Mobility Index
Mobility Index is a prototype designed to test a simple idea: what if we made mobility insights and analysis easier to use, understand, and share?
Based on the principles of the 15-minute city (shout-out to Carlos Moreno), the tool measures how far you can walk or bike from any location in a set time interval. It then starts analysing what can you reach: Jobs, schools, health services, grocery stores, parks, transit stops, everyday destinations that defines opportunity and livability.
With Mobility Index we aim to turn open data into insight, and parse the data to generate a comparable score based on what's accessible. A lightweight way to make sense of basic mobility premises without having to reach out to a GIS expert with expensive tools.
Still a work in progress
Is it perfect? Not even close. Is it finished? Definitely not. But in the spirit of our own company name, we're making it available at an early stage to start gathering feedback, learn faster, and improve together.

Ruter (PTA in Oslo) piloting with Holo, MobileEye, Moovit and Nio.
How it works
The Mobility Index starts with a single input, an address or a location clicked on the map.
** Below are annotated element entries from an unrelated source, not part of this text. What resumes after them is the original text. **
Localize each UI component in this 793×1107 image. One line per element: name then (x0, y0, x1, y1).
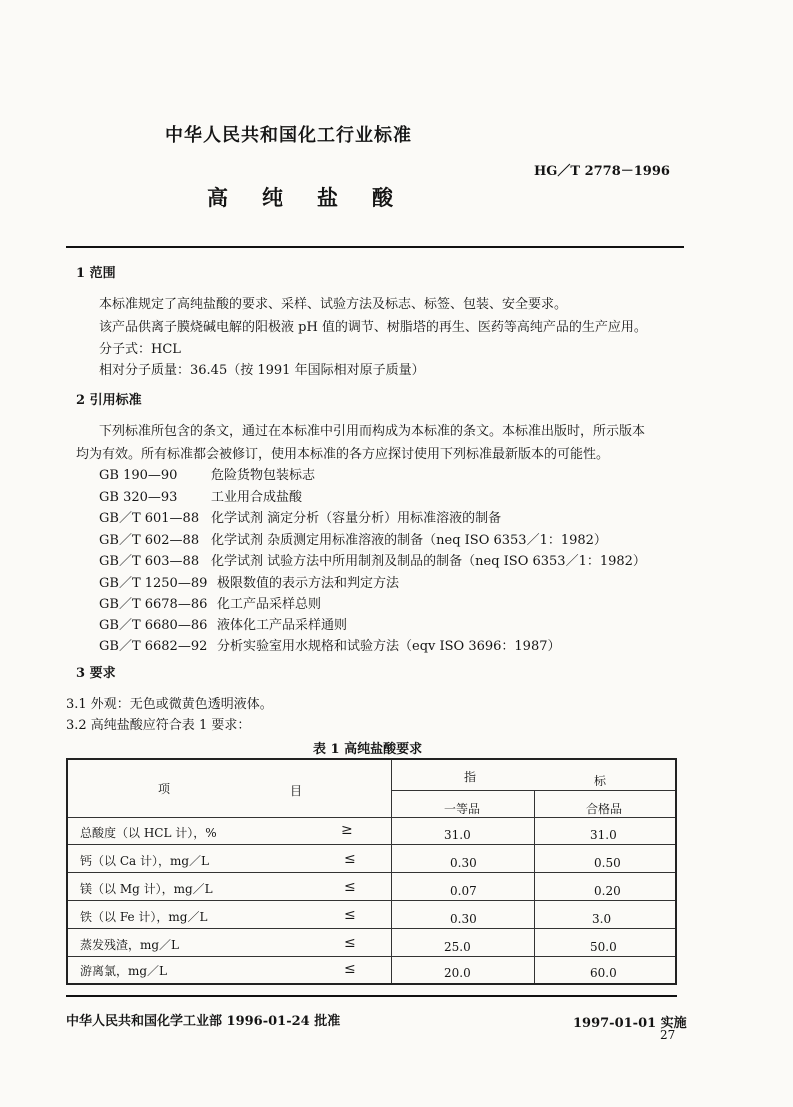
scope-line: 该产品供离子膜烧碱电解的阳极液 pH 值的调节、树脂塔的再生、医药等高纯产品的生产应用。 (99, 320, 647, 335)
requirements-table (66, 758, 677, 985)
reference-item (99, 593, 321, 612)
reference-item (99, 464, 315, 483)
table-caption: 表 1 高纯盐酸要求 (313, 742, 423, 757)
reference-title: 液体化工产品采样通则 (217, 618, 348, 633)
reference-title: 极限数值的表示方法和判定方法 (217, 576, 400, 591)
table-row-item: 总酸度（以 HCL 计），% (80, 826, 217, 840)
document-title: 高纯盐酸 (207, 186, 427, 210)
table-row-grade2: 0.20 (594, 884, 621, 898)
table-row-grade2: 60.0 (590, 966, 617, 980)
table-row-grade1: 0.30 (450, 856, 477, 870)
table-header-index: 标 (594, 774, 607, 788)
reference-item (99, 507, 501, 526)
table-row-grade2: 3.0 (592, 912, 612, 926)
reference-item (99, 486, 302, 505)
reference-title: 化学试剂 杂质测定用标准溶液的制备（neq ISO 6353／1：1982） (211, 533, 607, 548)
table-row-grade1: 0.30 (450, 912, 477, 926)
reference-title: 化学试剂 滴定分析（容量分析）用标准溶液的制备 (211, 511, 502, 526)
reference-item (99, 614, 347, 633)
table-divider (68, 817, 675, 818)
section-heading-scope: 1 范围 (76, 266, 116, 281)
effective-date: 1997-01-01 实施 (573, 1016, 687, 1031)
reference-code: GB／T 6680—86 (99, 618, 208, 633)
table-header-grade: 合格品 (586, 802, 623, 816)
references-intro: 下列标准所包含的条文，通过在本标准中引用而构成为本标准的条文。本标准出版时，所示版本 (99, 424, 646, 439)
reference-item (99, 572, 399, 591)
reference-code: GB／T 602—88 (99, 533, 200, 548)
table-divider (68, 956, 675, 957)
reference-code: GB 320—93 (99, 490, 178, 505)
table-divider (391, 790, 675, 791)
table-row-grade1: 20.0 (444, 966, 471, 980)
table-row-item: 钙（以 Ca 计），mg／L (80, 854, 209, 868)
reference-code: GB／T 6678—86 (99, 597, 208, 612)
table-divider (68, 844, 675, 845)
reference-item (99, 635, 561, 654)
table-row-grade1: 31.0 (444, 828, 471, 842)
table-row-operator: ≤ (344, 961, 356, 977)
page-number: 27 (660, 1028, 676, 1042)
reference-title: 危险货物包装标志 (211, 468, 316, 483)
table-row-grade1: 25.0 (444, 940, 471, 954)
reference-item (99, 529, 607, 548)
table-divider (68, 928, 675, 929)
table-header-item: 项 (158, 782, 171, 796)
table-divider (68, 900, 675, 901)
reference-item (99, 550, 646, 569)
standard-code: HG／T 2778－1996 (534, 164, 670, 179)
references-intro: 均为有效。所有标准都会被修订，使用本标准的各方应探讨使用下列标准最新版本的可能性。 (76, 447, 610, 462)
reference-title: 化学试剂 试验方法中所用制剂及制品的制备（neq ISO 6353／1：1982） (211, 554, 646, 569)
reference-code: GB／T 1250—89 (99, 576, 208, 591)
requirement-appearance: 3.1 外观：无色或微黄色透明液体。 (66, 697, 273, 712)
reference-code: GB／T 6682—92 (99, 639, 208, 654)
reference-code: GB／T 603—88 (99, 554, 200, 569)
molecular-mass-line: 相对分子质量：36.45（按 1991 年国际相对原子质量） (99, 363, 425, 378)
reference-title: 分析实验室用水规格和试验方法（eqv ISO 3696：1987） (217, 639, 561, 654)
table-row-item: 蒸发残渣，mg／L (80, 938, 180, 952)
approval-line: 中华人民共和国化学工业部 1996-01-24 批准 (66, 1014, 341, 1029)
table-header-item: 目 (290, 784, 303, 798)
reference-title: 化工产品采样总则 (217, 597, 322, 612)
scope-line: 本标准规定了高纯盐酸的要求、采样、试验方法及标志、标签、包装、安全要求。 (99, 297, 568, 312)
reference-code: GB 190—90 (99, 468, 178, 483)
requirement-table-ref: 3.2 高纯盐酸应符合表 1 要求： (66, 718, 251, 733)
table-row-operator: ≥ (341, 822, 353, 838)
reference-code: GB／T 601—88 (99, 511, 200, 526)
footer-rule (66, 995, 677, 997)
title-rule (66, 246, 684, 248)
table-row-item: 镁（以 Mg 计），mg／L (80, 882, 213, 896)
issuing-body: 中华人民共和国化工行业标准 (165, 125, 412, 146)
table-row-operator: ≤ (344, 851, 356, 867)
table-row-item: 铁（以 Fe 计），mg／L (80, 910, 208, 924)
table-header-grade: 一等品 (444, 802, 481, 816)
table-row-operator: ≤ (344, 907, 356, 923)
reference-title: 工业用合成盐酸 (211, 490, 303, 505)
table-row-grade2: 50.0 (590, 940, 617, 954)
section-heading-references: 2 引用标准 (76, 393, 142, 408)
table-divider (68, 872, 675, 873)
table-header-index: 指 (464, 770, 477, 784)
table-row-operator: ≤ (344, 879, 356, 895)
section-heading-requirements: 3 要求 (76, 666, 116, 681)
table-divider (534, 790, 535, 983)
table-row-operator: ≤ (344, 935, 356, 951)
table-row-item: 游离氯，mg／L (80, 964, 168, 978)
table-row-grade2: 31.0 (590, 828, 617, 842)
table-row-grade2: 0.50 (594, 856, 621, 870)
formula-line: 分子式：HCL (99, 342, 181, 357)
table-row-grade1: 0.07 (450, 884, 477, 898)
From there, it builds a geospatial assessment using the following steps:
Isochrone generation — we calculate the area reachable by foot or bike within 5, 15, or 30 minutes.
Contextual imagery — Street View is integrated directly, letting users explore the street-level context of the specific address.
Spatial filtering — We generate a GeoJSON polygon for the isochrone area, which acts as a filter for further analysis.
Amenity and network data — We gather data about services, public transport stops, and infrastructure within the polygon.
Scoring — Our custom scoring framework evaluates proximity, density, and diversity of reachable destinations.
Text generation — We parse the data through an LLM to generate a human-readable summary of findings, including highlights, gaps, and improvement suggestions.
Crowdsourced visuals — We search for relevant photos to add additional spatial context in the coverage area.
Data sources
The Mobility Index is built on open and updated datasets that reflect real-world infrastructure, services, and population patterns.
Mapbox — For address search, base maps, and isochrone calculations
OpenStreetMap + Overpass — For detailed infrastructure and amenity data
Google Street View — For street-level visuals
Mapillary — For crowdsourced imagery
WorldPop — For spatial demographic context
Transitland and MobilityDB — for gathering GTFS feeds
GTFS (General Transit Feed Specification) — For transit stop locations and (soon) service frequency
GBFS (General Bikeshare Feed Specification) — For shared mobility options and availability
Why it matters
Mobility shapes opportunity, but measures to improve starts with data and insight. Most mobility analysis still relies on siloed data and specialist tools.
No matter background, role or skillset we hope Mobility Index offer a way to see, not just assume, how a place supports everyday mobility. And when something scores low, help pointing out why and what's missing.